An antibody therapy that could treat ovarian cancer, a real-time sewer flow sensor and a natural crop protection formulation were among the discoveries presented by researchers from the University of Wisconsin-Milwaukee, the Medical College of Wisconsin and Marquette University before an audience Thursday at the annual First Look Forum event at the University Club of Milwaukee.

Some of the presenters are researchers aiming to license their discoveries to other companies while some have become entrepreneurs, forming new companies to commercialize their inventions.

A panel of three local entrepreneurship experts provided feedback and questions to each presenter. Those panelists were Wisconsin Center for Technology Commercialization director Idella Yamben; Eli Blee-Goldman, a general partner at the Milwaukee-based venture capital firm Character; and Venture Investors LLC chief financial officer David Arnstein.

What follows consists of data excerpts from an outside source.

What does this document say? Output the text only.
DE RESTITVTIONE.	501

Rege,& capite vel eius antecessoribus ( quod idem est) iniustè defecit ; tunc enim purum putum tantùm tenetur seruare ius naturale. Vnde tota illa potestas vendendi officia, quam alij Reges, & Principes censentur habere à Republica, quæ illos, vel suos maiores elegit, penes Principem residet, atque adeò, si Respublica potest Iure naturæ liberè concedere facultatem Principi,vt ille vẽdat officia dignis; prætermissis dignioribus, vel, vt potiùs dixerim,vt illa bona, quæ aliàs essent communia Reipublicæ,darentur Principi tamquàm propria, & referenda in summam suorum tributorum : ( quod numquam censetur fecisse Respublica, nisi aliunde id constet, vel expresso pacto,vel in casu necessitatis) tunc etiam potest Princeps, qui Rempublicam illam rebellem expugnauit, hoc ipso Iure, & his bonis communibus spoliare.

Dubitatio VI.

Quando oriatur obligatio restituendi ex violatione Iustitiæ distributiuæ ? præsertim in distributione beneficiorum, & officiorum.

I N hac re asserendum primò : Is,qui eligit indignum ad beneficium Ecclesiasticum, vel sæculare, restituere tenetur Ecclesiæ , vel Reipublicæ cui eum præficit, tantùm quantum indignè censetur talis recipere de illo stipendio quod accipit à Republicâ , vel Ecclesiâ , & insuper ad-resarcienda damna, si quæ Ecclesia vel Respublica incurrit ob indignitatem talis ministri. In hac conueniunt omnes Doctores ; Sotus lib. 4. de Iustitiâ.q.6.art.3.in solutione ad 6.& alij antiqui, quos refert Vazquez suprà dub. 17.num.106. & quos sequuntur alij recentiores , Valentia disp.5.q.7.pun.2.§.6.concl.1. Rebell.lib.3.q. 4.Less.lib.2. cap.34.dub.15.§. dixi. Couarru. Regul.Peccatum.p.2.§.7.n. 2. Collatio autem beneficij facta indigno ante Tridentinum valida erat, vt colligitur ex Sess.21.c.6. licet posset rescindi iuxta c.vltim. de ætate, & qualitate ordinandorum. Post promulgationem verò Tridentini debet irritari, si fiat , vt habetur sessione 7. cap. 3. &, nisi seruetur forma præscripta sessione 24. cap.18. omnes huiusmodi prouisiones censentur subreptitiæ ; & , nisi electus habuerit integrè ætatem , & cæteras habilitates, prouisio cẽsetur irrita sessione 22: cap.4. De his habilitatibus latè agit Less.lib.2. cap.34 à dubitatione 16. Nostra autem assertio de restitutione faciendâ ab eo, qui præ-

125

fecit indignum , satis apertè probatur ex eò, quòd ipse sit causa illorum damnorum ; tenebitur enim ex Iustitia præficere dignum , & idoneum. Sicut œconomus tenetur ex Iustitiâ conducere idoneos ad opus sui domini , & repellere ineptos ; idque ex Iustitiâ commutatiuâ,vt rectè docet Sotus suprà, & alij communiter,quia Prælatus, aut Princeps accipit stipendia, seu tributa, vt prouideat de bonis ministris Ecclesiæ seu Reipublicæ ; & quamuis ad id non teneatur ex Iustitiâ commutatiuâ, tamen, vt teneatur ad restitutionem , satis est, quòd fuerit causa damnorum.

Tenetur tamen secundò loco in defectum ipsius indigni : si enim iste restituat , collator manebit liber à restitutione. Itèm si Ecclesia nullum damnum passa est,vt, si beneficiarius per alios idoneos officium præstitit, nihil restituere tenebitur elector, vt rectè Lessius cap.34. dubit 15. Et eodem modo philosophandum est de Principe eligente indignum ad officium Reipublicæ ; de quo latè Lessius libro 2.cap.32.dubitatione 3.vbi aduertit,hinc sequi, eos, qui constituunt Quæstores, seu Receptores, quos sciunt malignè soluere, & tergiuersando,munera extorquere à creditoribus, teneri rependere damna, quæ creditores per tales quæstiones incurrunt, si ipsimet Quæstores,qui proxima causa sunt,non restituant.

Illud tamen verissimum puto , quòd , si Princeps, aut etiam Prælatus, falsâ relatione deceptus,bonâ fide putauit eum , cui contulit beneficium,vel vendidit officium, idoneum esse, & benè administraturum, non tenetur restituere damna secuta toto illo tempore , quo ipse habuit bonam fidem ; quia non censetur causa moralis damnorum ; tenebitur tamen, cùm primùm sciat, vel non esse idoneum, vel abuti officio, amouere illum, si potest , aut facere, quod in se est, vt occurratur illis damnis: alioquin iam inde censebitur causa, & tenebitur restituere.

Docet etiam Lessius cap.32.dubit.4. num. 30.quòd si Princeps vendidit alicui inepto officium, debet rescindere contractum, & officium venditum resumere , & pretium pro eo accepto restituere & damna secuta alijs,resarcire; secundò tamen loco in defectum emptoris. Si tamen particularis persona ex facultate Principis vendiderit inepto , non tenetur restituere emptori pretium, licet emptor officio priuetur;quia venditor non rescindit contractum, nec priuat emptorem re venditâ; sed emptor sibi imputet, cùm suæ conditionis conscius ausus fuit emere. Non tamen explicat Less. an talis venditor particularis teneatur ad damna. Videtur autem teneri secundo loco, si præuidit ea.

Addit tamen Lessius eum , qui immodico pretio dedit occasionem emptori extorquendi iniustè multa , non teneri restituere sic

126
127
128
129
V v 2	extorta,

The discoveries presented were:

  • Novel therapeutic for ovarian cancer: Pradeep Chaluvally-Raghavan of the Medical College of Wisconsin described a targeted antibody therapy jointly developed by researchers at MCW and the University of Texas Health Science Center in Houston. The therapeutic could potentially diagnose and treat ovarian cancer, which is often lethal, Chaluvally-Raghavan said.
  • MegaPerceptron LLC: UW-Milwaukee assistant professor Sandeep Gopalakrishnan is the CEO and co-founder of MegaPerceptron, a mobile app that uses artificial intelligence to automate wound care diagnoses, assess therapy effectiveness and predict healing outcomes. It's aiming to help providers better care for patients with chronic non-healing wounds.
  • Venus Rehabilitation Technologies LLC: Sheila Schindler-Ivens of Marquette University is the founder of the company behind CUped, a robotic device designed to help stroke survivors improve mobility. The tool is designed to supplement gait training within existing physical therapy workflows. The startup has a prototype it has tested with more than 30 patients.
  • Water Intelligence LLC: Walter McDonald of Marquette University is the chief information officer of Water Intelligence, a startup developing video-based sensors for real-time sewer flow monitoring. The company says its technology is more affordable, requires less maintenance and is more reliable compared with existing technologies.
  • Trauma triage mobile app: MCW trauma surgeon Rachel Morris described a mobile application MCW developed with researchers at the University of Minnesota that's designed to help health care systems optimize triage for trauma patients to improve mortality rates and resource utilization. The app uses a predictive model to allocate hospital resources based on the severity of a traumatic industry in less than three minutes.
  • Antibody purification: Ionel Popa presented about a new antibody purification method discovered at UWM that could be beneficial for the research tools industry. Purification is a critical step for pharmaceutical companies that are making antibody-based drugs or tests, Popa said, and the new method could help researchers do it more efficiently.
  • T3 BioScience LLC: Ching-Hong Yang of UWM is the founder of a startup that's developing natural products to prevent crop diseases. Its first product, RejuAgro, successfully inhibits three devastating crop diseases as effectively as existing antibiotic treatments but without the negative environmental impacts, according to the company. At the end of this year, T3 aims to formally submit the product to the U.S. Environmental Protection Agency.